ECLI:NL:RBDHA:2023:10515
Rechtbank Den Haag
- Eerste aanleg - enkelvoudig
- Rechtspraak.nl
Asielaanvraag en geloofwaardigheid van het asielrelaas van een Ethiopische eiser met betrekking tot lidmaatschap van een politieke organisatie en risico bij terugkeer naar Ethiopië
In deze zaak heeft de Rechtbank Den Haag op 12 juli 2023 uitspraak gedaan in een asielprocedure waarbij de eiser, een Ethiopiër, zijn asielaanvraag had ingediend op basis van zijn lidmaatschap van een politieke organisatie en de vrees voor vervolging bij terugkeer naar Ethiopië. De rechtbank heeft vastgesteld dat de asielaanvraag van eiser op 20 december 2022 door de staatssecretaris van Justitie en Veiligheid was afgewezen. Eiser heeft tegen deze afwijzing beroep ingesteld, waarbij hij werd bijgestaan door zijn gemachtigde. Tijdens de zittingen op 20 april en 22 juni 2023 heeft eiser zijn standpunten toegelicht, waarbij verweerder zich liet vertegenwoordigen door zijn gemachtigden.
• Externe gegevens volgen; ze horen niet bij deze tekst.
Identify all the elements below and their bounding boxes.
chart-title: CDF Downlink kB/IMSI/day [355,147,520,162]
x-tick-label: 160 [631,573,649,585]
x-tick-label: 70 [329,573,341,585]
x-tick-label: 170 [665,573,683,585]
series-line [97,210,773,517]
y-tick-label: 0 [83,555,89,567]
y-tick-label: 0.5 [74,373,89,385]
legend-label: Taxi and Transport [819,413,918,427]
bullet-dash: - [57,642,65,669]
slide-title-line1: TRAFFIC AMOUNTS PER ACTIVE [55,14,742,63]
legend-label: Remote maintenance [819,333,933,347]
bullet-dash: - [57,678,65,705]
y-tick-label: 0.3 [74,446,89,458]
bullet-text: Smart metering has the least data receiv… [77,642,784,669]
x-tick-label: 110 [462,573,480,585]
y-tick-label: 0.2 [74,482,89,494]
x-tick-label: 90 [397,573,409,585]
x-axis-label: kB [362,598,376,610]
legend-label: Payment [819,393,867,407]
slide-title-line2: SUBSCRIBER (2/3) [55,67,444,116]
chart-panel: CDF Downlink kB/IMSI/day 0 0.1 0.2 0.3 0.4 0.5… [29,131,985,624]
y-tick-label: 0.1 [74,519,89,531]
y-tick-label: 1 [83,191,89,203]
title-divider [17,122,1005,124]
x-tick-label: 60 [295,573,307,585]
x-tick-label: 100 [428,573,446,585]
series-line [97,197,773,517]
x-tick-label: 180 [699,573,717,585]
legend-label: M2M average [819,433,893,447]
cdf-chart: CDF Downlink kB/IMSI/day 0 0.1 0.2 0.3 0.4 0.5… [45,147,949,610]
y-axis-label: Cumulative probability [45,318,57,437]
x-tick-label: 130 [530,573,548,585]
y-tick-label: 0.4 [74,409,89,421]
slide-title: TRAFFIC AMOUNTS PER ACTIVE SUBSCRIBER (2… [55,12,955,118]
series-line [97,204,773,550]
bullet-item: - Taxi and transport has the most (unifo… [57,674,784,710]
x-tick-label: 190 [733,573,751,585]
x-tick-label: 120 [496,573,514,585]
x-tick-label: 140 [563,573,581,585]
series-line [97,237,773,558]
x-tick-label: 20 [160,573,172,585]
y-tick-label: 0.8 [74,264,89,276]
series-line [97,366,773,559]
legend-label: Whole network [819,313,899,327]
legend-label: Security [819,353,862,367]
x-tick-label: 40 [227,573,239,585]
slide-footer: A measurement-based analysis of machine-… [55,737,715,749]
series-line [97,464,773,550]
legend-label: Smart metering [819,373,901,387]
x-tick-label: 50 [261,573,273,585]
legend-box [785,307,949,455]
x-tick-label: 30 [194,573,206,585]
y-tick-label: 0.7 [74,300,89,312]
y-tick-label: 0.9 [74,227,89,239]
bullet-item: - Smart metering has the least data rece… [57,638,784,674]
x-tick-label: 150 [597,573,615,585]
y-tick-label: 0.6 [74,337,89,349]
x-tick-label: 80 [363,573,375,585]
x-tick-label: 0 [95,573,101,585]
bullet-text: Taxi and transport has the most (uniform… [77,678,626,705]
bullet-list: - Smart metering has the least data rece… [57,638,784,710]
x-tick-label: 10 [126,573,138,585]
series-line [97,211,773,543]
De rechtbank heeft de geloofwaardigheid van de verklaringen van eiser beoordeeld, waarbij verweerder de identiteit en herkomst van eiser geloofwaardig achtte, maar twijfels had over zijn lidmaatschap van de politieke organisatie. Eiser had in zijn asielrelaas aangegeven dat hij in het verleden was gearresteerd en gevlucht naar Soedan, waar hij zich bij een politieke organisatie had aangesloten. De rechtbank oordeelde dat de elementen die door verweerder als geloofwaardig werden beschouwd, niet voldoende waren om te concluderen dat eiser bij terugkeer naar Ethiopië te vrezen had voor vervolging. De rechtbank heeft ook overwogen dat eiser gedurende een lange periode geen politieke activiteiten had ondernomen en dat de bevolkingsgroep waartoe hij behoort niet als risicogroep wordt aangemerkt in het geldende beleid.
Uiteindelijk heeft de rechtbank het beroep van eiser ongegrond verklaard, waarbij werd geconcludeerd dat er geen sprake was van een fundamentele politieke overtuiging of een risico bij terugkeer naar Ethiopië. De uitspraak is openbaar gemaakt en er is een rechtsmiddel tegen deze uitspraak mogelijk binnen vier weken na bekendmaking.